Annie Mas : l’histoire se passe aux USA, elle pourrait se passer en Europe. Bref, on est dans le milieu petit bourgeois de l’occident. Mais nulle prétention historique, ici.

Sommes-nous dans une narration individualisé, subjective d’une héroïne ou d’un héros ou bien sommes-nous dans une narration à la troisième personne ?


Annie Mas : C’est écrit à la troisième personne, mais, comme dans ses récits adultes, Oates, plonge dans la psychologie des personnages et notamment dans celle de Darren. Le discours indirect libre est très présent. Oates joue de cette ambiguïté.

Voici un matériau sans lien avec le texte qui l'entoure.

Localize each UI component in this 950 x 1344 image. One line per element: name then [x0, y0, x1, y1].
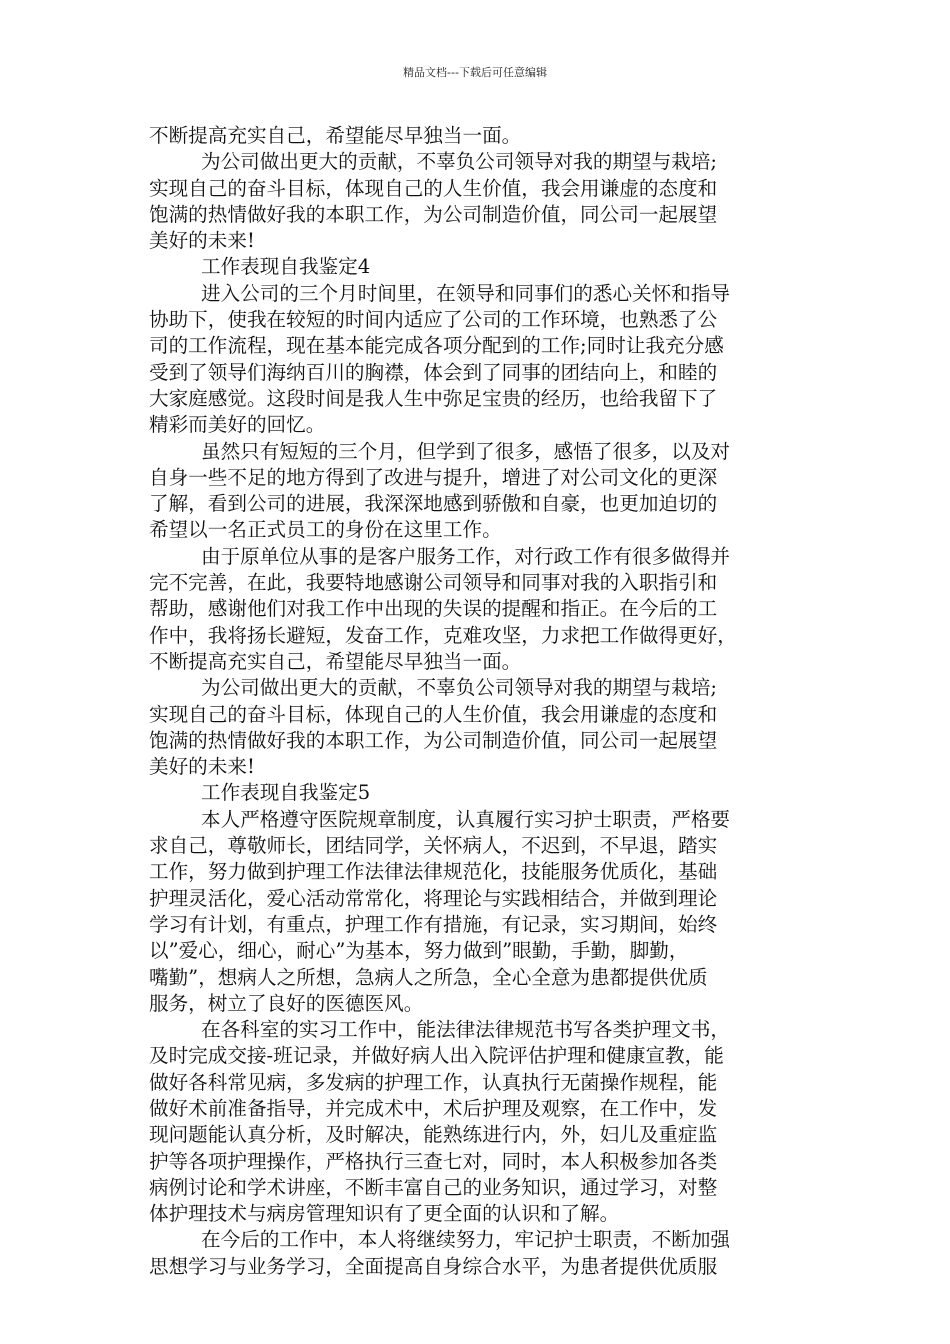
text-line: 进入公司的三个月时间里，在领导和同事们的悉心关怀和指导 — [201, 281, 731, 305]
text-line: 在今后的工作中，本人将继续努力，牢记护士职责，不断加强 — [201, 1228, 731, 1252]
page-header: 精品文档---下载后可任意编辑 — [403, 66, 547, 79]
text-line: 护理灵活化，爱心活动常常化，将理论与实践相结合，并做到理论 — [149, 886, 718, 910]
text-line: 服务，树立了良好的医德医风。 — [149, 991, 424, 1015]
text-line: 求自己，尊敬师长，团结同学，关怀病人，不迟到，不早退，踏实 — [149, 834, 718, 858]
text-line: 在各科室的实习工作中，能法律法律规范书写各类护理文书， — [201, 1018, 731, 1042]
text-line: 饱满的热情做好我的本职工作，为公司制造价值，同公司一起展望 — [149, 728, 718, 752]
text-line: 协助下，使我在较短的时间内适应了公司的工作环境，也熟悉了公 — [149, 308, 718, 332]
text-line: 帮助，感谢他们对我工作中出现的失误的提醒和指正。在今后的工 — [149, 597, 718, 621]
text-line: 实现自己的奋斗目标，体现自己的人生价值，我会用谦虚的态度和 — [149, 176, 718, 200]
text-line: 美好的未来! — [149, 229, 255, 253]
text-line: 思想学习与业务学习，全面提高自身综合水平，为患者提供优质服 — [149, 1254, 718, 1278]
text-line: 受到了领导们海纳百川的胸襟，体会到了同事的团结向上，和睦的 — [149, 360, 718, 384]
text-line: 工作，努力做到护理工作法律法律规范化，技能服务优质化，基础 — [149, 860, 718, 884]
text-line: 本人严格遵守医院规章制度，认真履行实习护士职责，严格要 — [201, 807, 731, 831]
text-line: 完不完善，在此，我要特地感谢公司领导和同事对我的入职指引和 — [149, 571, 718, 595]
text-line: 嘴勤”，想病人之所想，急病人之所急，全心全意为患都提供优质 — [149, 965, 708, 989]
text-line: 学习有计划，有重点，护理工作有措施，有记录，实习期间，始终 — [149, 912, 718, 936]
text-line: 精彩而美好的回忆。 — [149, 413, 326, 437]
text-line: 为公司做出更大的贡献，不辜负公司领导对我的期望与栽培; — [201, 676, 718, 700]
text-line: 工作表现自我鉴定4 — [201, 255, 371, 279]
text-line: 希望以一名正式员工的身份在这里工作。 — [149, 518, 502, 542]
text-line: 病例讨论和学术讲座，不断丰富自己的业务知识，通过学习，对整 — [149, 1175, 718, 1199]
text-line: 做好各科常见病，多发病的护理工作，认真执行无菌操作规程，能 — [149, 1070, 718, 1094]
text-line: 虽然只有短短的三个月，但学到了很多，感悟了很多，以及对 — [201, 439, 731, 463]
text-line: 作中，我将扬长避短，发奋工作，克难攻坚，力求把工作做得更好， — [149, 623, 737, 647]
text-line: 自身一些不足的地方得到了改进与提升，增进了对公司文化的更深 — [149, 465, 718, 489]
text-line: 实现自己的奋斗目标，体现自己的人生价值，我会用谦虚的态度和 — [149, 702, 718, 726]
text-line: 为公司做出更大的贡献，不辜负公司领导对我的期望与栽培; — [201, 150, 718, 174]
document-body — [149, 123, 821, 1280]
text-line: 大家庭感觉。这段时间是我人生中弥足宝贵的经历，也给我留下了 — [149, 386, 718, 410]
text-line: 由于原单位从事的是客户服务工作，对行政工作有很多做得并 — [201, 544, 731, 568]
text-line: 护等各项护理操作，严格执行三查七对，同时，本人积极参加各类 — [149, 1149, 718, 1173]
text-line: 美好的未来! — [149, 755, 255, 779]
text-line: 及时完成交接-班记录，并做好病人出入院评估护理和健康宣教，能 — [149, 1044, 724, 1068]
text-line: 做好术前准备指导，并完成术中，术后护理及观察，在工作中，发 — [149, 1096, 718, 1120]
text-line: 以”爱心，细心，耐心”为基本，努力做到”眼勤，手勤，脚勤， — [149, 939, 689, 963]
text-line: 工作表现自我鉴定5 — [201, 781, 371, 805]
text-line: 了解，看到公司的进展，我深深地感到骄傲和自豪，也更加迫切的 — [149, 492, 718, 516]
text-line: 司的工作流程，现在基本能完成各项分配到的工作;同时让我充分感 — [149, 334, 724, 358]
text-line: 不断提高充实自己，希望能尽早独当一面。 — [149, 124, 522, 147]
text-line: 不断提高充实自己，希望能尽早独当一面。 — [149, 649, 522, 673]
text-line: 体护理技术与病房管理知识有了更全面的认识和了解。 — [149, 1202, 620, 1226]
text-line: 现问题能认真分析，及时解决，能熟练进行内，外，妇儿及重症监 — [149, 1123, 718, 1147]
text-line: 饱满的热情做好我的本职工作，为公司制造价值，同公司一起展望 — [149, 202, 718, 226]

On entre ainsi à l’intérieur des questionnements de Darren et c’est son cheminement intérieur qui va faire événement.

Est-ce que comme ailleurs dans la littérature de jeunesse, on cherche à ce que le lecteur s’identifie au héros ?


Annie Mas : on peut dire que oui : un collégien de 16 ans est démuni face au regard des autres, adultes ou pairs. Mais il faut ajouter que ce livre pour la jeunesse peut très bien être lu par des adultes.


Propos recueillis par Philippe Geneste le 6/08/09

Annie Mas autrice de nombreuses chroniques de livres pour la jeunesse est membre fondatrice de la commission Lisez Jeunesse qui œuvre depuis plus de dix ans à la connaissance critique de l’actualité de ce secteur éditorial.